Patients who do not respond to standard therapy for primary dysmenorrhea, have onset of severe symptoms with onset of menarche or shortly thereafter, or experience atypical symptoms such as heavy or abnormal menstrual bleeding, mid-cycle pain, or dyspareunia require further evaluation (Table 3.1) [5]. Patient history should review symptoms related to GI, urologic, musculoskeletal, and psychosocial etiologies, which may contribute to the pain. Evaluation for other causes of dysmenorrhea should include a pelvic examination, particularly if the patient is sexually active. Many adolescents who are not sexually active are able to tolerate a pelvic examination with education and support. The pelvic examination can identify signs of pelvic inflammatory disease, outflow track obstruction, and adnexal masses, and allow for assessment of tenderness and uterosacral nodularity.
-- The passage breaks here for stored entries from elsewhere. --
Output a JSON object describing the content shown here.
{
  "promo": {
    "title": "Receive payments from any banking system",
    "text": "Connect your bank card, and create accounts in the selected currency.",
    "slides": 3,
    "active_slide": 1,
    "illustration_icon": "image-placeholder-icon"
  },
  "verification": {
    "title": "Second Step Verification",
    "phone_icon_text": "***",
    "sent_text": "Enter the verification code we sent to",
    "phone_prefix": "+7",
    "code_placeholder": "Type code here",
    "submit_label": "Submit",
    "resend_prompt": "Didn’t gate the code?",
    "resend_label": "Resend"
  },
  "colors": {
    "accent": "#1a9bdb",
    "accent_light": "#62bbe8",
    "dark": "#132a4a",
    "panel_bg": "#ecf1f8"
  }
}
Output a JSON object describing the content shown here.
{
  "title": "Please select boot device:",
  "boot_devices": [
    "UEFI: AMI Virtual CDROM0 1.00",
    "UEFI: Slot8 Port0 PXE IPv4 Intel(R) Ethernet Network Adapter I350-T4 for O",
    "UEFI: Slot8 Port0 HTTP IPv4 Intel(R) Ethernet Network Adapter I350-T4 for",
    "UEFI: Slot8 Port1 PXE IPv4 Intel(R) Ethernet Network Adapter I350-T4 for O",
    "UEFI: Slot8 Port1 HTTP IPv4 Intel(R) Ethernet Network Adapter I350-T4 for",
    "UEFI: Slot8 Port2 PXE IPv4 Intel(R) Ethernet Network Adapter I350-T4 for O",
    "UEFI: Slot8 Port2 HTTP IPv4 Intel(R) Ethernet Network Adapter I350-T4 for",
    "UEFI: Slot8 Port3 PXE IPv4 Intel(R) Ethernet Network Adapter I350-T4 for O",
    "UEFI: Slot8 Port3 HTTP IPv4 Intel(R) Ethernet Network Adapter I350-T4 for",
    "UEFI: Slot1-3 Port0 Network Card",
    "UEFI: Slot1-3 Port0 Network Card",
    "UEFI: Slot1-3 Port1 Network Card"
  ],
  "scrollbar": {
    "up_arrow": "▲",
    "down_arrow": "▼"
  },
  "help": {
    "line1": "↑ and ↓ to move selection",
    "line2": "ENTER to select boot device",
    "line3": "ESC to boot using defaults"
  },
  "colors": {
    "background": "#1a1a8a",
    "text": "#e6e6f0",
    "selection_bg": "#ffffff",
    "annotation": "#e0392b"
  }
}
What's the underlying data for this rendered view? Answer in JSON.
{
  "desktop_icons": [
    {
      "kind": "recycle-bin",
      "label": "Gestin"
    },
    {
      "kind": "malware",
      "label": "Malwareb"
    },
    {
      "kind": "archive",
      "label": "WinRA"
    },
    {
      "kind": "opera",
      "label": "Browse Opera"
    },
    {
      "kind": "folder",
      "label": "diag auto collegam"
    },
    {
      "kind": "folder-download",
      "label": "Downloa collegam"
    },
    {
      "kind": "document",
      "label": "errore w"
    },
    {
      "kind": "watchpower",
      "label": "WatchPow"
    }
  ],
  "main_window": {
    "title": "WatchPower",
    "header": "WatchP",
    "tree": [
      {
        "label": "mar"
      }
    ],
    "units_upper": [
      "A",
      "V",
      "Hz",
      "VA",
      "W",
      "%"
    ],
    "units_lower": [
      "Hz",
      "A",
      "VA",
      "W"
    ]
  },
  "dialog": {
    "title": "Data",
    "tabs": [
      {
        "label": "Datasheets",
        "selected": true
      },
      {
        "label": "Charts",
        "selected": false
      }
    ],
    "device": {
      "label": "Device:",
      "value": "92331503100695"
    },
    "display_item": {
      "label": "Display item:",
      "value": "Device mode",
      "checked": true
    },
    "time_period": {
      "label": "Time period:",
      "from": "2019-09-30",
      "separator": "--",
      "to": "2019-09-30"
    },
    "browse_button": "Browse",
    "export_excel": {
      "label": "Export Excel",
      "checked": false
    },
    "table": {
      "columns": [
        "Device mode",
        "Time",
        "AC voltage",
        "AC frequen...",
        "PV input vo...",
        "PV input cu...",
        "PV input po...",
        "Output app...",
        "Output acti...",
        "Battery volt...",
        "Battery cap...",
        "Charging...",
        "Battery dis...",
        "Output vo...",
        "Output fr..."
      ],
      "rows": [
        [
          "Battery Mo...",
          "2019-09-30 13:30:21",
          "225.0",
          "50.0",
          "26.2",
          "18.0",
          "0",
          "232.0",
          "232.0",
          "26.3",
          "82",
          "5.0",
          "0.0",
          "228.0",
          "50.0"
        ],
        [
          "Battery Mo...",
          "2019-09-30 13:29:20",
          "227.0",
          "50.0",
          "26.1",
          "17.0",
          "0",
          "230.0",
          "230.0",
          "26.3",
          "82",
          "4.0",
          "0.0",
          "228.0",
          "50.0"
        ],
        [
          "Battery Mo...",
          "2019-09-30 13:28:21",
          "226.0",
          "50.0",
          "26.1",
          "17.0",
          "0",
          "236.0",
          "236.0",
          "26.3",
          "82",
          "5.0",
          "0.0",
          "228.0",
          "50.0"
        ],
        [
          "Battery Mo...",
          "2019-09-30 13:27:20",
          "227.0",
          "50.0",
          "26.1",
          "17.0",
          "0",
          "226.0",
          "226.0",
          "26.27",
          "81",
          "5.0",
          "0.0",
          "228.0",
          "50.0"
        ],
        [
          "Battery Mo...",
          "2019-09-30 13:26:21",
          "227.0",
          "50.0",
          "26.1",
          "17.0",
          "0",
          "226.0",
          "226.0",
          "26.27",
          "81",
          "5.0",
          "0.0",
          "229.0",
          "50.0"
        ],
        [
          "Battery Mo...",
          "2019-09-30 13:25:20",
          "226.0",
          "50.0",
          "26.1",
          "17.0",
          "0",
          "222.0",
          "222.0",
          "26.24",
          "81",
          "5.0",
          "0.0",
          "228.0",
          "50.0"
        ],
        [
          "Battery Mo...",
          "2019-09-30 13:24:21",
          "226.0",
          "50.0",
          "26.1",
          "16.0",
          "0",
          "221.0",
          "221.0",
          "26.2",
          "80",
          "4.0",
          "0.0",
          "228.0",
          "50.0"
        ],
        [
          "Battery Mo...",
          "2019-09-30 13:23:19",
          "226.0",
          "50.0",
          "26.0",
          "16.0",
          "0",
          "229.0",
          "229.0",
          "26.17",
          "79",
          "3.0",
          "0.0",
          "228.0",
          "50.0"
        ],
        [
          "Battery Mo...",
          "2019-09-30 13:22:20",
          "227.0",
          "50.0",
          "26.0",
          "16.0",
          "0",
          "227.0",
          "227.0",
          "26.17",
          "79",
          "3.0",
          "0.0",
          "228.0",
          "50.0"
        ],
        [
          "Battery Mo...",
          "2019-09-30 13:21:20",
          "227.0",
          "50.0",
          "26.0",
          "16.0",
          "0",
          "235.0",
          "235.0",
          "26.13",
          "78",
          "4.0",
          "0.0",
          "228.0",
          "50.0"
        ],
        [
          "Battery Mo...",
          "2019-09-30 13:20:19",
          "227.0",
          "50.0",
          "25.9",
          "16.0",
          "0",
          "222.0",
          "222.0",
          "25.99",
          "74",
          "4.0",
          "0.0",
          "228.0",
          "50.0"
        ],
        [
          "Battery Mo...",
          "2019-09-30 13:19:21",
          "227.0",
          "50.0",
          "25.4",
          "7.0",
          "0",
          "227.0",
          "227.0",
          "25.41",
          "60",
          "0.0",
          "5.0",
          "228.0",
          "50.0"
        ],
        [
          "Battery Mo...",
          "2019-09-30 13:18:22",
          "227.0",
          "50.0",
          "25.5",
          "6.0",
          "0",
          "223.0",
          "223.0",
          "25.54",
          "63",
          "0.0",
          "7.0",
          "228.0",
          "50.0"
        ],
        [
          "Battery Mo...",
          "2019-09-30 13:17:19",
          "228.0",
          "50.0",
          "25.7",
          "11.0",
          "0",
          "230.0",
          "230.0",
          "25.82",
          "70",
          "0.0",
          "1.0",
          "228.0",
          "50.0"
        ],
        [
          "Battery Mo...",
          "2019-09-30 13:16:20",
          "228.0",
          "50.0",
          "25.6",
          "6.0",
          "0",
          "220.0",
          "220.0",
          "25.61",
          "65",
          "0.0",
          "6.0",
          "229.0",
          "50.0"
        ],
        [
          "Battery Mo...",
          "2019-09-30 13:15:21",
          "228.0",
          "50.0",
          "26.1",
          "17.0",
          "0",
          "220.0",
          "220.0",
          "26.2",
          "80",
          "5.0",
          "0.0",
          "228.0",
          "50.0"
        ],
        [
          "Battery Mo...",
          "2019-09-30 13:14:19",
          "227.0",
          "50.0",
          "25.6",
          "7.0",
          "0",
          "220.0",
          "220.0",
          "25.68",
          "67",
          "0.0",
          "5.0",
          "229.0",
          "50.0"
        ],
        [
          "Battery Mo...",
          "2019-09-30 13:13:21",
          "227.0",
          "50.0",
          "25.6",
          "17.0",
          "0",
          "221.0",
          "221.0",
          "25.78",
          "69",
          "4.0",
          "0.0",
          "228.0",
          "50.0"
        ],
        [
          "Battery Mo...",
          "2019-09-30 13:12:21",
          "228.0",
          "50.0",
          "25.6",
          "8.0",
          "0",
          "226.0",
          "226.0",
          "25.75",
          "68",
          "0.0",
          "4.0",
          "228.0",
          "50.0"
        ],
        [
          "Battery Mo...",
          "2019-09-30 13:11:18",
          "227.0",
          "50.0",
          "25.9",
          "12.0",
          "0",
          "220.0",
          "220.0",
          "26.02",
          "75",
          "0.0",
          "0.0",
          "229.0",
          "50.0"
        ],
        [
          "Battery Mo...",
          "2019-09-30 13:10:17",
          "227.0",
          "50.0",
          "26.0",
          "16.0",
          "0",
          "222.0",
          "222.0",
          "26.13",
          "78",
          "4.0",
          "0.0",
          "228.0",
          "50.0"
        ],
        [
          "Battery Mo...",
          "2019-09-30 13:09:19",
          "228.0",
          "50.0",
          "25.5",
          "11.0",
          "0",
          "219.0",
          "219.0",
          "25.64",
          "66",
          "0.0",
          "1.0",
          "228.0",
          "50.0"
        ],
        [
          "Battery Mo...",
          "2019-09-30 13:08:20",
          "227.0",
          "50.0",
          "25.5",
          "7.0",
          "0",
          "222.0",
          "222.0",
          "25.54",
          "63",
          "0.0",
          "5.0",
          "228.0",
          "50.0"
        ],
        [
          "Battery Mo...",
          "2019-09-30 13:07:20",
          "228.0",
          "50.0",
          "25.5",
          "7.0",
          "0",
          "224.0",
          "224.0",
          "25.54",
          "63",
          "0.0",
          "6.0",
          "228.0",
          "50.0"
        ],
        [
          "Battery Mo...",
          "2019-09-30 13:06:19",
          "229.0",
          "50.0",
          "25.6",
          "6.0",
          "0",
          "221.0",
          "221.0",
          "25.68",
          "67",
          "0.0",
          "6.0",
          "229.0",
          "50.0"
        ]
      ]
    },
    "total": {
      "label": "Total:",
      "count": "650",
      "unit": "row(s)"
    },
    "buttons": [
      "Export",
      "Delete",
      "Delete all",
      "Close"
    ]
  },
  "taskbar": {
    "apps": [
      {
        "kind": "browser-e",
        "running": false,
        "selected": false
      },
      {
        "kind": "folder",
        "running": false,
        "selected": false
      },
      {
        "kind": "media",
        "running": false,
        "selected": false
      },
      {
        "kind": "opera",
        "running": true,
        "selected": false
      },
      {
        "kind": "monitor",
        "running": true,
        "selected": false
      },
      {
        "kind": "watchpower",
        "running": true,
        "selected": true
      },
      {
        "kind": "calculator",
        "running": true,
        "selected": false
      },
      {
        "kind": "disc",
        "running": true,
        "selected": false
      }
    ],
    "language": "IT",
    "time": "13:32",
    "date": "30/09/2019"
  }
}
Pelvic imaging should be ordered regardless of the findings on pelvic examination. Ultrasound is the preferred initial imaging modality. There is no evidence that MRI is more advantageous as the initial study. Although a normal pelvic ultrasound does not eliminate the possibility of endometriosis, it can identify mullerian abnormalities and ovarian masses including endometriomas.